I was surprised. I certainly felt great about it making it, because I had such a wonderful time making it, creatively, with David and Paul — it was just a blast. I wanted it to be as good as it was to make it. I didn’t expect the reception in Berlin to be as positive as it was, because it’s an international film festival. I was really taken aback by how much the audience really loved it, that was really cool. I was like, “Well, of course they’ll like it at Sundance, it’s a quirky American movie.” When the international audience found the humor in it, I really was excited, because I realized the jokes weren’t just about American vernacular and knowing the lingo, it came from human goofiness, so that was something that was cool. I’ve seen a few comedies that are vernacular-based humor that are foreign, and I just don’t get them. But then you’ll see that occasional comedy where, even though it’s in another language, you get the comedy and it’s so funny. I think “Prince Avalanche” falls in that category a little bit.
Do you enjoy any comedies being made today?

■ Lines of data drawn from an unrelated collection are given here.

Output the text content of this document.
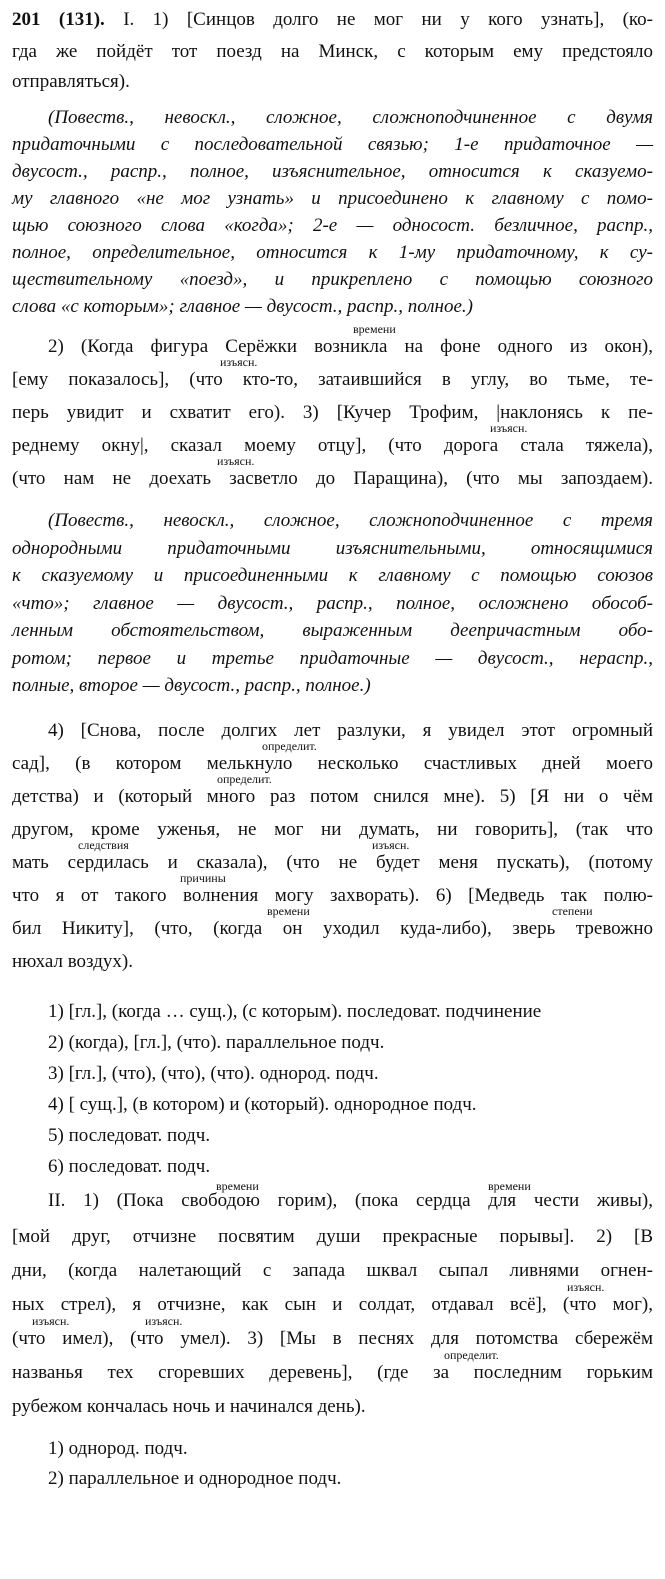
201 (131). I. 1) [Синцов долго не мог ни у кого узнать], (ко-
гда же пойдёт тот поезд на Минск, с которым ему предстояло
отправляться).
(Повеств., невоскл., сложное, сложноподчиненное с двумя
придаточными с последовательной связью; 1-е придаточное —
двусост., распр., полное, изъяснительное, относится к сказуемо-
му главного «не мог узнать» и присоединено к главному с помо-
щью союзного слова «когда»; 2-е — односост. безличное, распр.,
полное, определительное, относится к 1-му придаточному, к су-
ществительному «поезд», и прикреплено с помощью союзного
слова «с которым»; главное — двусост., распр., полное.)
времени
2) (Когда фигура Серёжки возникла на фоне одного из окон),
изъясн.
[ему показалось], (что кто-то, затаившийся в углу, во тьме, те-
перь увидит и схватит его). 3) [Кучер Трофим, |наклонясь к пе-
изъясн.
реднему окну|, сказал моему отцу], (что дорога стала тяжела),
изъясн.
(что нам не доехать засветло до Паращина), (что мы запоздаем).
(Повеств., невоскл., сложное, сложноподчиненное с тремя
однородными придаточными изъяснительными, относящимися
к сказуемому и присоединенными к главному с помощью союзов
«что»; главное — двусост., распр., полное, осложнено обособ-
ленным обстоятельством, выраженным деепричастным обо-
ротом; первое и третье придаточные — двусост., нераспр.,
полные, второе — двусост., распр., полное.)
4) [Снова, после долгих лет разлуки, я увидел этот огромный
определит.
сад], (в котором мелькнуло несколько счастливых дней моего
определит.
детства) и (который много раз потом снился мне). 5) [Я ни о чём
другом, кроме уженья, не мог ни думать, ни говорить], (так что
следствия	изъясн.
мать сердилась и сказала), (что не будет меня пускать), (потому
причины
что я от такого волнения могу захворать). 6) [Медведь так полю-
времени	степени
бил Никиту], (что, (когда он уходил куда-либо), зверь тревожно
нюхал воздух).
1) [гл.], (когда … сущ.), (с которым). последоват. подчинение
2) (когда), [гл.], (что). параллельное подч.
3) [гл.], (что), (что), (что). однород. подч.
4) [ сущ.], (в котором) и (который). однородное подч.
5) последоват. подч.
6) последоват. подч.
времени	времени
II. 1) (Пока свободою горим), (пока сердца для чести живы),
[мой друг, отчизне посвятим души прекрасные порывы]. 2) [В
дни, (когда налетающий с запада шквал сыпал ливнями огнен-
изъясн.
ных стрел), я отчизне, как сын и солдат, отдавал всё], (что мог),
изъясн.	изъясн.
(что имел), (что умел). 3) [Мы в песнях для потомства сбережём
определит.
названья тех сгоревших деревень], (где за последним горьким
рубежом кончалась ночь и начинался день).
1) однород. подч.
2) параллельное и однородное подч.
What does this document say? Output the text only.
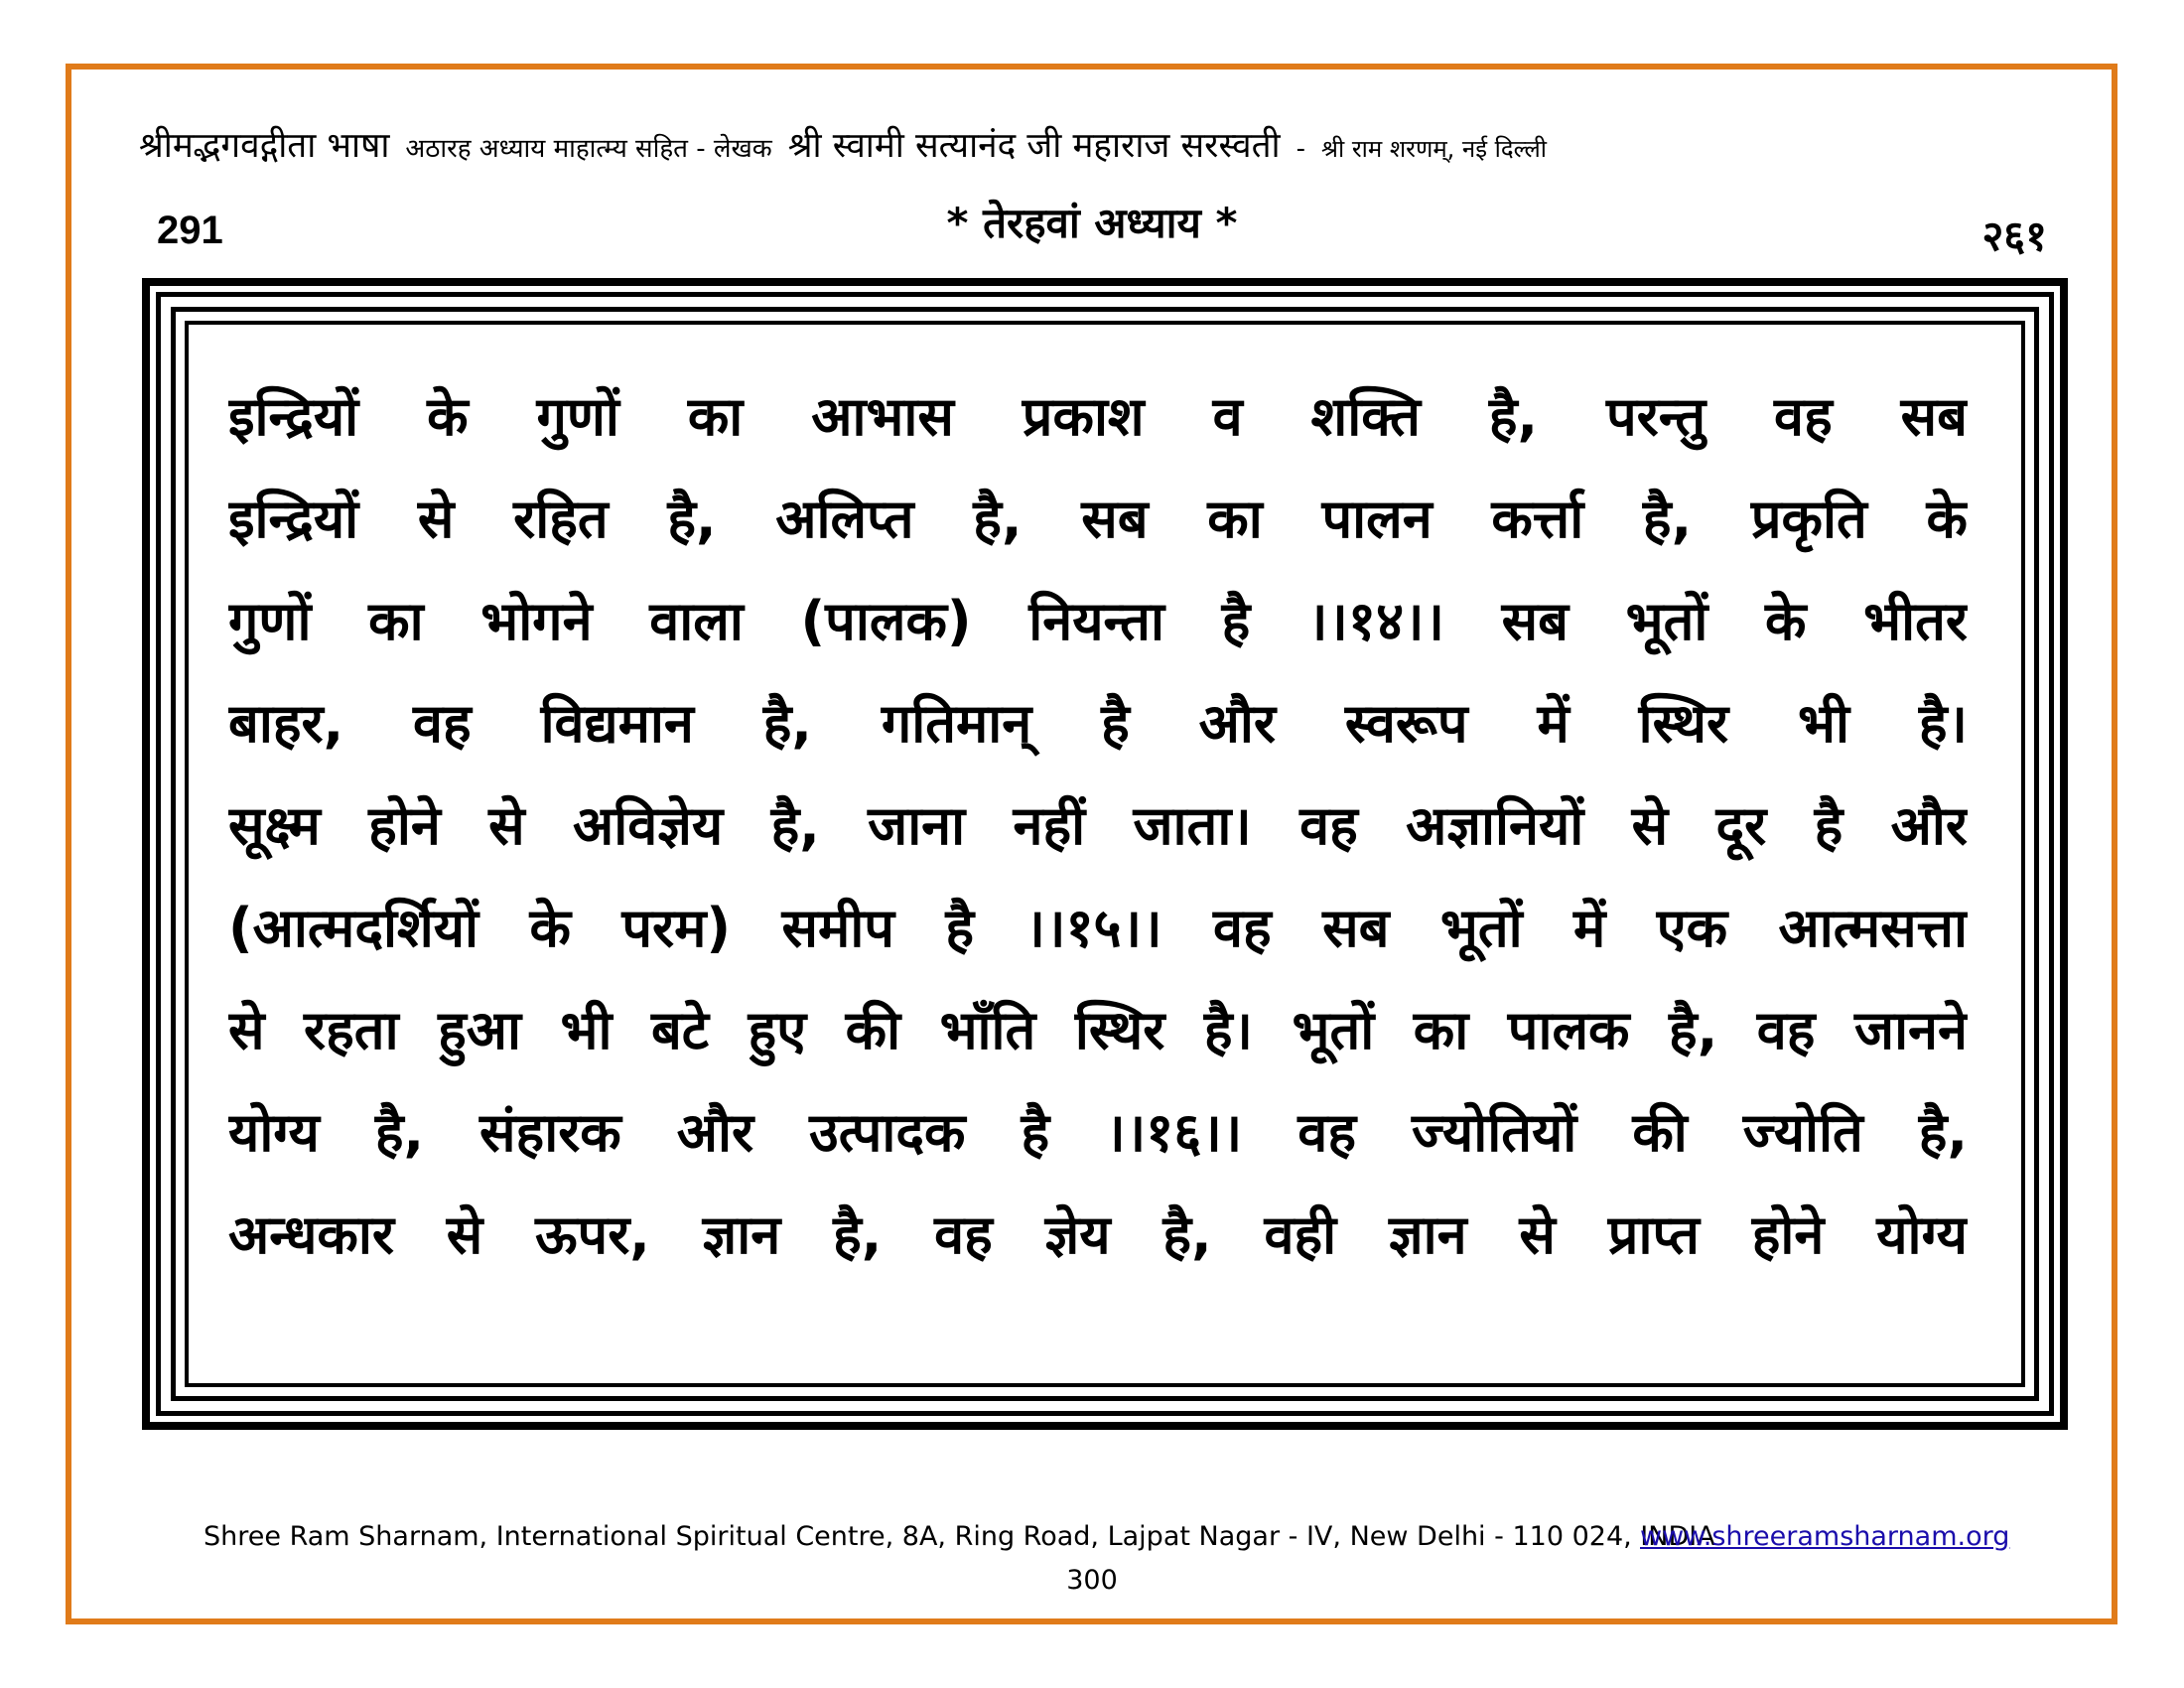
श्रीमद्भगवद्गीता भाषा अठारह अध्याय माहात्म्य सहित - लेखक श्री स्वामी सत्यानंद जी महाराज सरस्वती - श्री राम शरणम्, नई दिल्ली
291	* तेरहवां अध्याय *	२६१
इन्द्रियों के गुणों का आभास प्रकाश व शक्ति है, परन्तु वह सब
इन्द्रियों से रहित है, अलिप्त है, सब का पालन कर्त्ता है, प्रकृति के
गुणों का भोगने वाला (पालक) नियन्ता है ।।१४।। सब भूतों के भीतर
बाहर, वह विद्यमान है, गतिमान् है और स्वरूप में स्थिर भी है।
सूक्ष्म होने से अविज्ञेय है, जाना नहीं जाता। वह अज्ञानियों से दूर है और
(आत्मदर्शियों के परम) समीप है ।।१५।। वह सब भूतों में एक आत्मसत्ता
से रहता हुआ भी बटे हुए की भाँति स्थिर है। भूतों का पालक है, वह जानने
योग्य है, संहारक और उत्पादक है ।।१६।। वह ज्योतियों की ज्योति है,
अन्धकार से ऊपर, ज्ञान है, वह ज्ञेय है, वही ज्ञान से प्राप्त होने योग्य
Shree Ram Sharnam, International Spiritual Centre, 8A, Ring Road, Lajpat Nagar - IV, New Delhi - 110 024, INDIA
www.shreeramsharnam.org
300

It’s weird, I love making jokes and laughing with friends and making them laugh and vice versa. I love that, and I love acting in comedy, I had an amazing time doing that. But as far as watching it, for some reason I’ve never really gotten into it. I mean I watch them, but for some reason I’m humorless when I watch. Everyone’s laughing around me and I’m not laughing, it’s very strange.
What are some new movies you really enjoy?
I really like dramas. I liked “Life of Pi” and “Silver Linings Playbook” last year, and I liked “Zero Dark Thirty” a lot.
So you like movies that get nominated for Oscars.
[laughs] Yeah, a lot of the times.
I’m painting you into a corner.
Yeah, I like Oscar material!
Say it. You’d love to work with David O. Russell, Kathryn Bigelow…
I like other strange, weird movies, too. I don’t know.
Who are some filmmakers you admire? Something that gives people a clearer sense of what your sensibilities are?
I mean, like… I don’t know. The filmmakers that I most admire are the ones that I’ve worked with, because I have the most reason to admire them because I see the way they work up close. That is the truth. As far as directors, did you see that Chinese movie “Still Life”?
The Jia Zhangke film?
Yeah, I thought that movie was so genius. Like that really long shot on the boat where it’s just going across all of the dudes working, I thought that was amazing. Yeah, I loved “Still Life.” And I love Cary Fukunaga. I thought “Jane Eyre” was great.
He’s doing that TV series “True Detective” with your “Killer Joe” co-star Matthew McConaughey, right?
Yeah, when we were shooting “Bonnie and Clyde” in Baton Rouge, he was in New Orleans filming that.
So you really admire Fukunaga and Jia. Those are some good ones. A lot of American actors would probably choose somebody like Paul Thomas Anderson.
Yeah, I like a lot of the up-and-coming guys. Jeff Nichols is another one of them that I think is great, and I also really like Jody Hill. I thought “Observe and Report” was really good.